Para pendiri Al-Khaeriyah, Mathla’ul Anwar dan
Masyarikul Anwar nampak dari awal tidak dimaksudkan untuk membentuk suatu
organisasi sosial, tetapi lebih berorientasi kepada lembaga pendidikan yang dipimpinnya
semata. [36] Pada tulisan ini akan dibahas salah satu dari ketiga organisasi
lokal di daerah Banten, yakni Al-Khaeriyah. Hal ini dikarenakan ketiganya
memiliki karateristik yang hampir sama. Maka, membahas salah satunya dianggap
akan mewakili yang lain.
Alumni dari pesantren ini, selain menjadi guru agama
atau tokoh masyarakat, juga banyak yang mendirikan pesantren atau madrasah.

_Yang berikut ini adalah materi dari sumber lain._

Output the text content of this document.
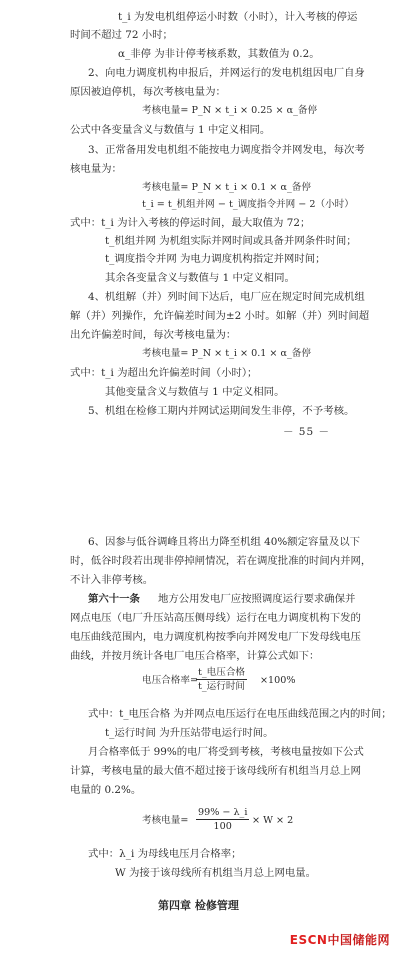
t_i 为发电机组停运小时数（小时），计入考核的停运
时间不超过 72 小时；
α_非停 为非计停考核系数，其数值为 0.2。
2、向电力调度机构申报后，并网运行的发电机组因电厂自身
原因被迫停机，每次考核电量为：
考核电量= P_N × t_i × 0.25 × α_备停
公式中各变量含义与数值与 1 中定义相同。
3、正常备用发电机组不能按电力调度指令并网发电，每次考
核电量为：
考核电量= P_N × t_i × 0.1 × α_备停
t_i = t_机组并网 − t_调度指令并网 − 2（小时）
式中：t_i 为计入考核的停运时间，最大取值为 72；
t_机组并网 为机组实际并网时间或具备并网条件时间；
t_调度指令并网 为电力调度机构指定并网时间；
其余各变量含义与数值与 1 中定义相同。
4、机组解（并）列时间下达后，电厂应在规定时间完成机组
解（并）列操作，允许偏差时间为±2 小时。如解（并）列时间超
出允许偏差时间，每次考核电量为：
考核电量= P_N × t_i × 0.1 × α_备停
式中：t_i 为超出允许偏差时间（小时）；
其他变量含义与数值与 1 中定义相同。
5、机组在检修工期内并网试运期间发生非停，不予考核。
－ 55 －
6、因参与低谷调峰且将出力降至机组 40%额定容量及以下
时，低谷时段若出现非停掉闸情况，若在调度批准的时间内并网，
不计入非停考核。
第六十一条 地方公用发电厂应按照调度运行要求确保并
网点电压（电厂升压站高压侧母线）运行在电力调度机构下发的
电压曲线范围内，电力调度机构按季向并网发电厂下发母线电压
曲线，并按月统计各电厂电压合格率，计算公式如下：
电压合格率=
t_电压合格
t_运行时间
×100%
式中：t_电压合格 为并网点电压运行在电压曲线范围之内的时间；
t_运行时间 为升压站带电运行时间。
月合格率低于 99%的电厂将受到考核，考核电量按如下公式
计算，考核电量的最大值不超过接于该母线所有机组当月总上网
电量的 0.2%。
考核电量= $\frac{99\% - \lambda\_i}{100} \times W \times 2$
式中：λ_i 为母线电压月合格率；
W 为接于该母线所有机组当月总上网电量。
第四章 检修管理
ESCN中国储能网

Lembaga-lembaga pendidikan yang didirikan biasanya diberi nama Al-Khaeriyah.
Pemberian nama yang sama tersebut menyimbolkan bahwa jalinan dengan lembaga
induk dan antar para santri yang pernah mengenyam pendidikan di Al-Khaeriyah
tetap terjaga dengan baik. Dari ikatan-ikatan yang terjalin secara emosional
itu para alumninya mendirikan organisasi massa dengan nama yang sama.
Para santri dari alumni pesantren Al-Khaeriyah yang
mendirikan dan memimpin pesantren di daerahnya masing-masing adalah:
K.H.
Amad dari Pulo Merak-Serang
K.H.
Ali Jaya dari Ciwandan-Cilegon.
K.H.
Mohammad Nur dari Kramat Watu, Serang.
K.H.
Muhamad dari Bojonegara Serang
K.H.
Mohamad Zein dari Kramat Watu Serang
K.H.
Mohamad Syadeli Kejayaan dari Kramat Watu, Serang.
K.H.
Ismail dari Keragilan Serang.
K.H.
Karna dari Sumurwatu, Kragilan-Serang
Kyai
Rosyidin dari Kubang Benyawak, Pulo Merak-Serang
Kyai
Arifuddin dari Citangkil, Cilegon.
K.H.
Rafe’i dari Barugbug, Ciomas, Padarincang, Serang,
K.H.
Asy’ari dari Kadulesung, Pandeglang.